Wayne Blank doesn’t pull punches when it comes to the City and plans to develop the art gallery complex Bergamot Station.
“The City has been playing god over everybody here for a few years now,” Blank said from his business, Shoshana Wayne Gallery. “They haven’t made up their mind. They don’t have a real plan. It’s just hanging.”
Blank is essentially breaking away from a partnership with Santa Monica that lasted more than two decades. Up until last month, Blank owned about two acres of Bergamot Station and served as landlord for the rest. On Dec. 20, he sold his portion to real estate investment firm RedCar Properties for $35 million dollars.
As far as the rest of the galleries on the City-owned side, Blank’s lease is up at the end of the year. He says he’ll only remain if things stay the same and his lease gets renewed, but the status quo has been on the precipice of change for years.

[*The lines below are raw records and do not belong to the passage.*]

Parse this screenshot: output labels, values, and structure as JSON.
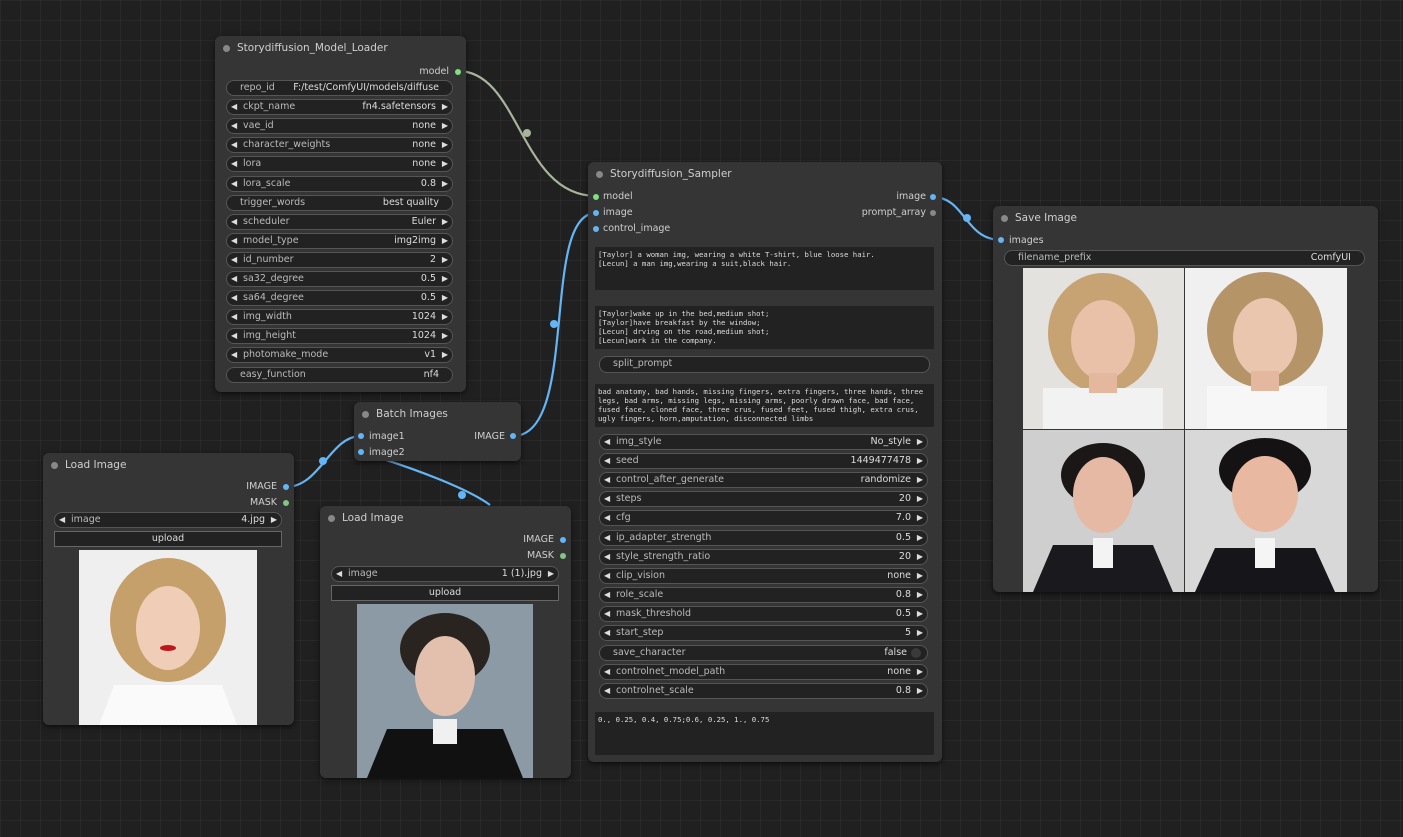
{
  "model_loader": {
    "title": "Storydiffusion_Model_Loader",
    "output": "model",
    "widgets": [
      {
        "name": "repo_id",
        "value": "F:/test/ComfyUI/models/diffuse",
        "combo": false
      },
      {
        "name": "ckpt_name",
        "value": "fn4.safetensors",
        "combo": true
      },
      {
        "name": "vae_id",
        "value": "none",
        "combo": true
      },
      {
        "name": "character_weights",
        "value": "none",
        "combo": true
      },
      {
        "name": "lora",
        "value": "none",
        "combo": true
      },
      {
        "name": "lora_scale",
        "value": "0.8",
        "combo": true
      },
      {
        "name": "trigger_words",
        "value": "best quality",
        "combo": false
      },
      {
        "name": "scheduler",
        "value": "Euler",
        "combo": true
      },
      {
        "name": "model_type",
        "value": "img2img",
        "combo": true
      },
      {
        "name": "id_number",
        "value": "2",
        "combo": true
      },
      {
        "name": "sa32_degree",
        "value": "0.5",
        "combo": true
      },
      {
        "name": "sa64_degree",
        "value": "0.5",
        "combo": true
      },
      {
        "name": "img_width",
        "value": "1024",
        "combo": true
      },
      {
        "name": "img_height",
        "value": "1024",
        "combo": true
      },
      {
        "name": "photomake_mode",
        "value": "v1",
        "combo": true
      },
      {
        "name": "easy_function",
        "value": "nf4",
        "combo": false
      }
    ]
  },
  "sampler": {
    "title": "Storydiffusion_Sampler",
    "inputs": [
      "model",
      "image",
      "control_image"
    ],
    "outputs": [
      "image",
      "prompt_array"
    ],
    "character_prompt": "[Taylor] a woman img, wearing a white T-shirt, blue loose hair.\n[Lecun] a man img,wearing a suit,black hair.",
    "scene_prompt": "[Taylor]wake up in the bed,medium shot;\n[Taylor]have breakfast by the window;\n[Lecun] drving on the road,medium shot;\n[Lecun]work in the company.",
    "split_prompt_placeholder": "split_prompt",
    "negative_prompt": "bad anatomy, bad hands, missing fingers, extra fingers, three hands, three legs, bad arms, missing legs, missing arms, poorly drawn face, bad face, fused face, cloned face, three crus, fused feet, fused thigh, extra crus, ugly fingers, horn,amputation, disconnected limbs",
    "widgets": [
      {
        "name": "img_style",
        "value": "No_style"
      },
      {
        "name": "seed",
        "value": "1449477478"
      },
      {
        "name": "control_after_generate",
        "value": "randomize"
      },
      {
        "name": "steps",
        "value": "20"
      },
      {
        "name": "cfg",
        "value": "7.0"
      },
      {
        "name": "ip_adapter_strength",
        "value": "0.5"
      },
      {
        "name": "style_strength_ratio",
        "value": "20"
      },
      {
        "name": "clip_vision",
        "value": "none"
      },
      {
        "name": "role_scale",
        "value": "0.8"
      },
      {
        "name": "mask_threshold",
        "value": "0.5"
      },
      {
        "name": "start_step",
        "value": "5"
      }
    ],
    "save_character": {
      "name": "save_character",
      "value": "false"
    },
    "widgets2": [
      {
        "name": "controlnet_model_path",
        "value": "none"
      },
      {
        "name": "controlnet_scale",
        "value": "0.8"
      }
    ],
    "bottom_text": "0., 0.25, 0.4, 0.75;0.6, 0.25, 1., 0.75"
  },
  "save_image": {
    "title": "Save Image",
    "input": "images",
    "filename_prefix": {
      "name": "filename_prefix",
      "value": "ComfyUI"
    }
  },
  "batch_images": {
    "title": "Batch Images",
    "inputs": [
      "image1",
      "image2"
    ],
    "output": "IMAGE"
  },
  "load_image_1": {
    "title": "Load Image",
    "outputs": [
      "IMAGE",
      "MASK"
    ],
    "image": {
      "name": "image",
      "value": "4.jpg"
    },
    "upload": "upload"
  },
  "load_image_2": {
    "title": "Load Image",
    "outputs": [
      "IMAGE",
      "MASK"
    ],
    "image": {
      "name": "image",
      "value": "1 (1).jpg"
    },
    "upload": "upload"
  },
  "colors": {
    "model_link": "#a8b59c",
    "image_link": "#64b5f6",
    "model_slot": "#7ee07e",
    "image_slot": "#64b5f6",
    "mask_slot": "#81c784"
  }
}
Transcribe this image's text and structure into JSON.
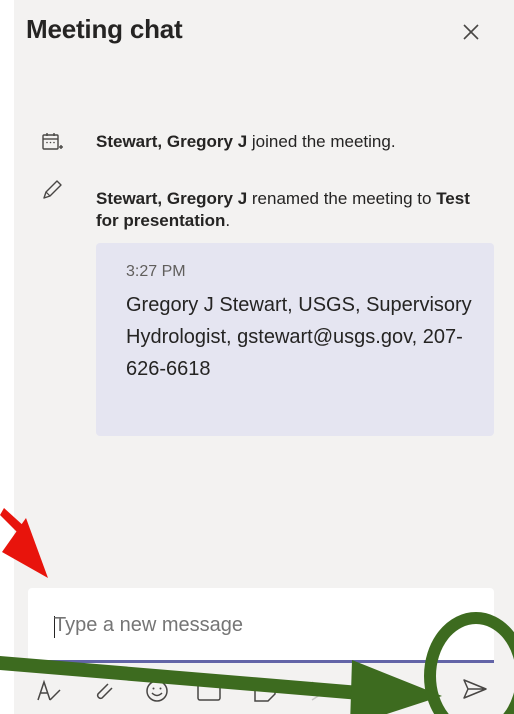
{
  "header": {
    "title": "Meeting chat"
  },
  "events": [
    {
      "icon": "calendar-join-icon",
      "name": "Stewart, Gregory J",
      "action": " joined the meeting."
    },
    {
      "icon": "pencil-icon",
      "name": "Stewart, Gregory J",
      "action": " renamed the meeting to ",
      "new_title": "Test for presentation",
      "suffix": "."
    }
  ],
  "message": {
    "time": "3:27 PM",
    "text": "Gregory J Stewart, USGS, Supervisory Hydrologist, gstewart@usgs.gov, 207-626-6618"
  },
  "compose": {
    "placeholder": "Type a new message"
  },
  "toolbar": {
    "icons": [
      "format-icon",
      "attach-icon",
      "emoji-icon",
      "gif-icon",
      "sticker-icon",
      "more-icon",
      "send-icon"
    ]
  },
  "annotations": {
    "arrow_color": "#e8140c",
    "green_color": "#3d6b1f"
  },
  "colors": {
    "panel_bg": "#f3f2f1",
    "bubble_bg": "#e5e5f1",
    "accent": "#6264a7"
  }
}
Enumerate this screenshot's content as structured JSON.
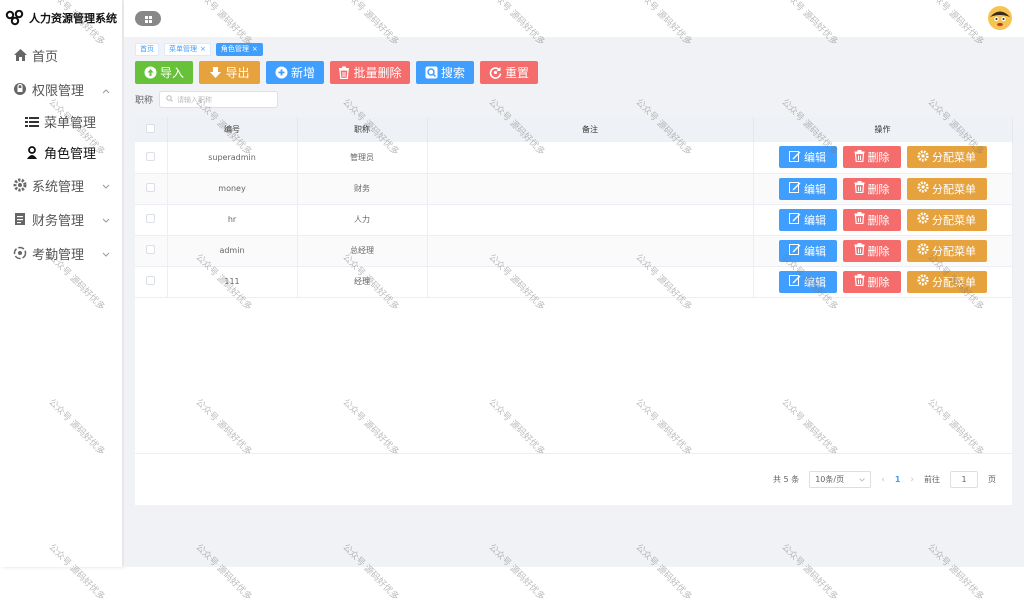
{
  "app": {
    "title": "人力资源管理系统"
  },
  "sidebar": {
    "items": [
      {
        "label": "首页",
        "icon": "home-icon"
      },
      {
        "label": "权限管理",
        "icon": "shield-icon"
      },
      {
        "label": "菜单管理",
        "icon": "list-icon"
      },
      {
        "label": "角色管理",
        "icon": "user-icon"
      },
      {
        "label": "系统管理",
        "icon": "gear-icon"
      },
      {
        "label": "财务管理",
        "icon": "document-icon"
      },
      {
        "label": "考勤管理",
        "icon": "clock-icon"
      }
    ]
  },
  "tags": [
    {
      "label": "首页"
    },
    {
      "label": "菜单管理",
      "close": "×"
    },
    {
      "label": "角色管理",
      "close": "×"
    }
  ],
  "toolbar": {
    "import_label": "导入",
    "export_label": "导出",
    "add_label": "新增",
    "batch_delete_label": "批量删除",
    "search_label": "搜索",
    "reset_label": "重置"
  },
  "search": {
    "label": "职称",
    "placeholder": "请输入职称"
  },
  "table": {
    "headers": [
      "编号",
      "职称",
      "备注",
      "操作"
    ],
    "rows": [
      {
        "code": "superadmin",
        "title": "管理员",
        "note": ""
      },
      {
        "code": "money",
        "title": "财务",
        "note": ""
      },
      {
        "code": "hr",
        "title": "人力",
        "note": ""
      },
      {
        "code": "admin",
        "title": "总经理",
        "note": ""
      },
      {
        "code": "111",
        "title": "经理",
        "note": ""
      }
    ],
    "action_edit": "编辑",
    "action_delete": "删除",
    "action_assign": "分配菜单"
  },
  "pagination": {
    "total_label": "共 5 条",
    "page_size": "10条/页",
    "prev": "‹",
    "next": "›",
    "current_page": "1",
    "goto_label": "前往",
    "goto_value": "1",
    "page_unit": "页"
  },
  "watermark": {
    "text": "公众号 源码好优多"
  },
  "colors": {
    "primary": "#409eff",
    "success": "#67c23a",
    "warning": "#e6a23c",
    "danger": "#f56c6c"
  }
}
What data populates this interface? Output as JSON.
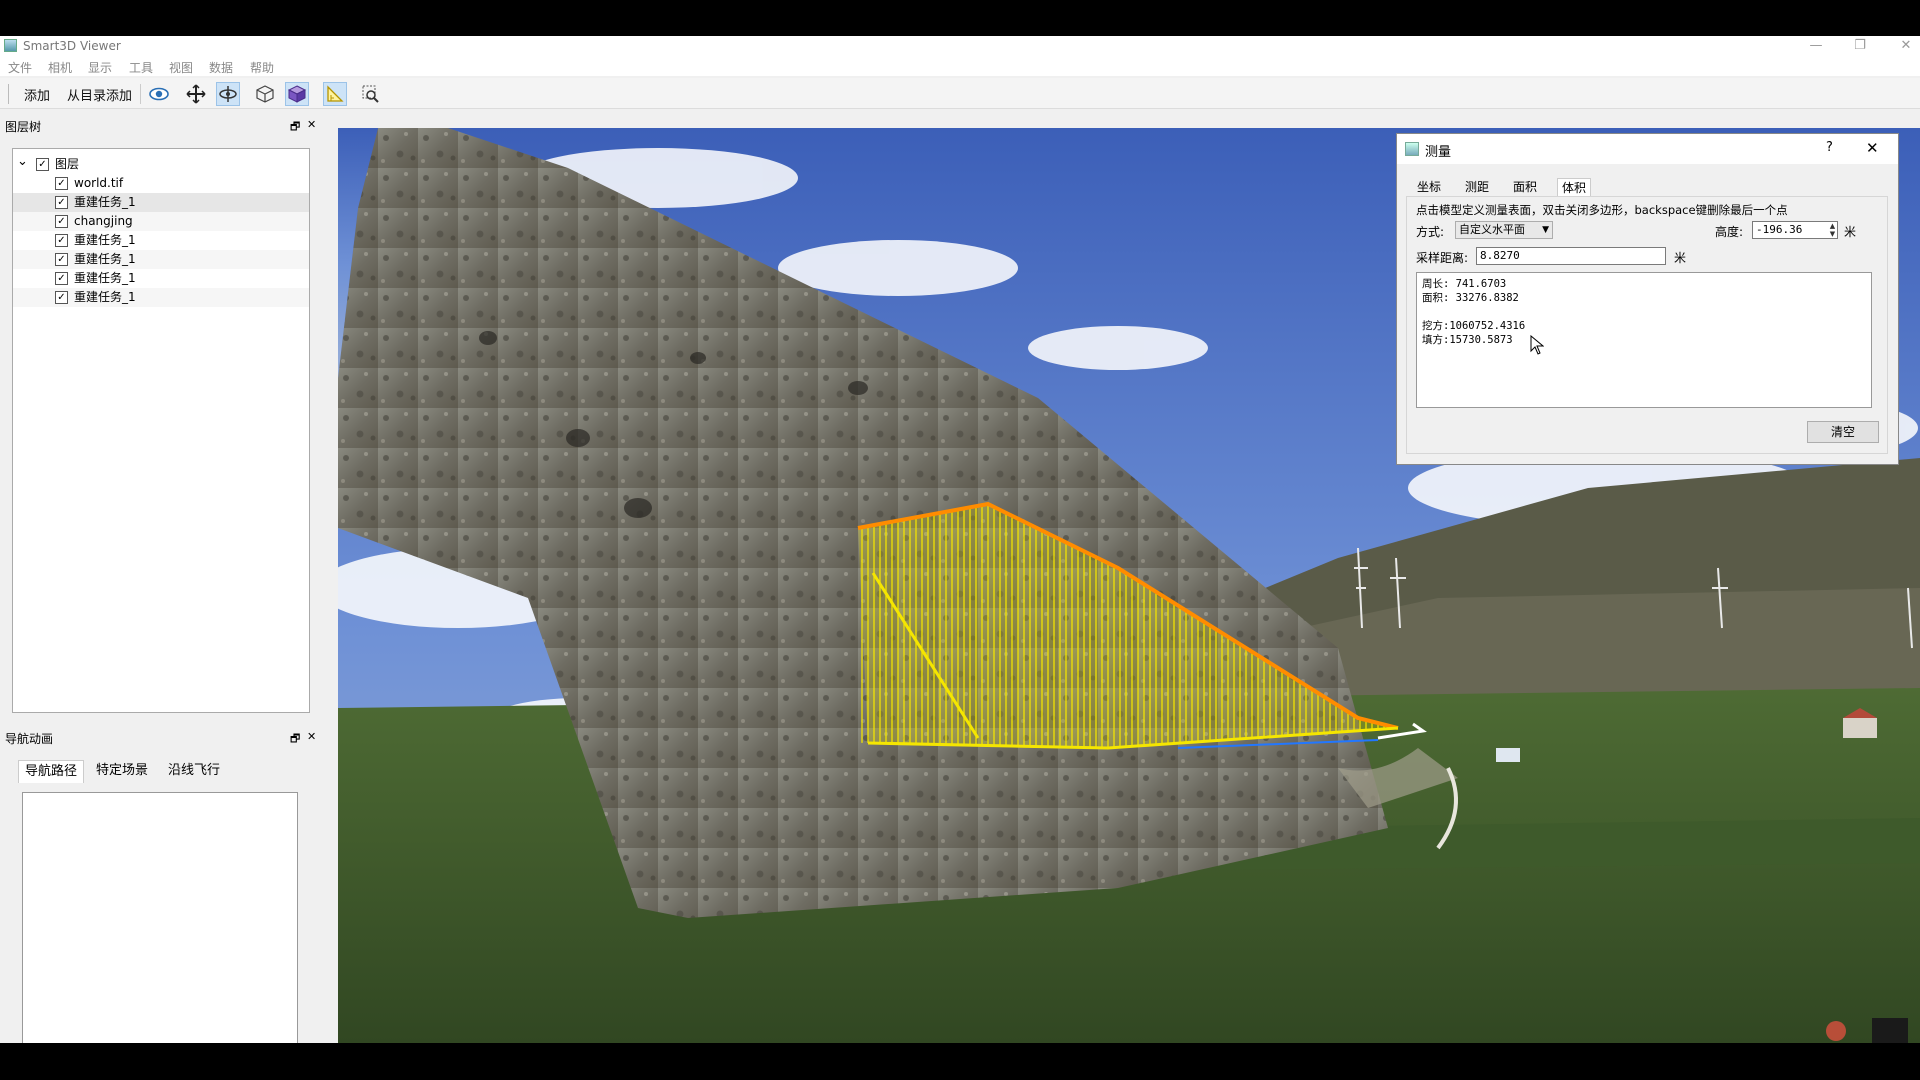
{
  "app": {
    "title": "Smart3D Viewer"
  },
  "window_controls": {
    "minimize": "—",
    "restore": "❐",
    "close": "✕"
  },
  "menu": [
    "文件",
    "相机",
    "显示",
    "工具",
    "视图",
    "数据",
    "帮助"
  ],
  "toolbar": {
    "add_label": "添加",
    "add_from_dir_label": "从目录添加",
    "icons": [
      "eye-icon",
      "move-cross-icon",
      "orbit-icon",
      "wireframe-cube-icon",
      "solid-cube-icon",
      "measure-ruler-icon",
      "zoom-fit-icon"
    ]
  },
  "layer_panel": {
    "title": "图层树",
    "float_btn": "🗗",
    "close_btn": "✕",
    "root": {
      "label": "图层",
      "expander": "⌄"
    },
    "items": [
      {
        "label": "world.tif"
      },
      {
        "label": "重建任务_1"
      },
      {
        "label": "changjing"
      },
      {
        "label": "重建任务_1"
      },
      {
        "label": "重建任务_1"
      },
      {
        "label": "重建任务_1"
      },
      {
        "label": "重建任务_1"
      }
    ],
    "check_mark": "✓"
  },
  "nav_panel": {
    "title": "导航动画",
    "float_btn": "🗗",
    "close_btn": "✕",
    "tabs": [
      "导航路径",
      "特定场景",
      "沿线飞行"
    ]
  },
  "collapse_tab": "⌄",
  "measure_dialog": {
    "title": "测量",
    "help": "?",
    "close": "✕",
    "tabs": [
      "坐标",
      "测距",
      "面积",
      "体积"
    ],
    "active_tab": "体积",
    "instruction": "点击模型定义测量表面，双击关闭多边形，backspace键删除最后一个点",
    "mode_label": "方式:",
    "mode_value": "自定义水平面",
    "height_label": "高度:",
    "height_value": "-196.36",
    "height_unit": "米",
    "sample_label": "采样距离:",
    "sample_value": "8.8270",
    "sample_unit": "米",
    "results": {
      "perimeter": "周长: 741.6703",
      "area": "面积: 33276.8382",
      "cut": "挖方:1060752.4316",
      "fill": "填方:15730.5873"
    },
    "clear_label": "清空"
  },
  "colors": {
    "measure_fill": "#f5e600",
    "measure_edge": "#ff8c00",
    "sky": "#4f74c8",
    "ground": "#3f5b2c"
  }
}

“They had the best art community going of any place in the United States,” Blank said. “This was a pretty solid community that lasted for 24 years until the City started getting involved. In the end, the City can’t get out of it’s own way.”
Santa Monica purchased 5.6 acres of Bergamot Station in 1989 with transit funds. The idea was that the site could provide a source of revenue for the Big Blue Bus (BBB). A few years later, Blank helped open Bergamot Station as an art mecca for collectors and creative workers. With Blank as a landlord and partner, about 30 small, creative businesses flourished. Gallery owners benefited from large, formerly industrial spaces and relatively low rents.
Blank maintains that he never raised rents on tenants over the past two decades nor did he pass longer higher costs he incurred as a landlord.
But with light rail on the way, the City’s plans for the site grew. A 2012 staff report established three goals for Bergamot Station: support the arts, deliver a transit-oriented development, and maximize revenue for BBB.
With a directive to maximize revenue and take full advantage of the coming Expo Line, plans were initially quite expansive. They included plans for galleries, apartments, office space, restaurants and even a hotel. The gallery owners and Blank came out against the plans, arguing the prolonged construction and mixed-use development was a death sentence for the arts community.
Since 2014, the City has significantly scaled back the plans but the damage has been done. Blank is essentially washing his hands of the community, beginning with the sale of his 2 acres of property.
Since the deed changed hands, tenants have already seen their rents nearly double as the new owner passed along higher property taxes to the gallery owners. Many of the tenants rent on a monthly basis and it’s hard for them see why it would make sense to stay. The city manager’s office has been trying to set up a meeting with the new owner to discuss helping the creative businesses remain.
The City Council has always maintained they want to support the current gallery owners and help them survive through construction and then eventually subsidize their rents.
When asked what the Council can do to help the gallery owners who are now facing higher rates, Councilmember Kevin McKeown suggested to the Daily Press “someone might write a Blank check.”
Wayne Blank says he has plenty of those lying around, but they’ll most likely be used to relocate his own gallery if and when it leaves Bergamot Station.
“I’m starting to look around and maybe I’ll write a Blank check but it won’t be in Santa Monica, that’s for sure,” Blank said. “I think the city has treated people very shabbily.”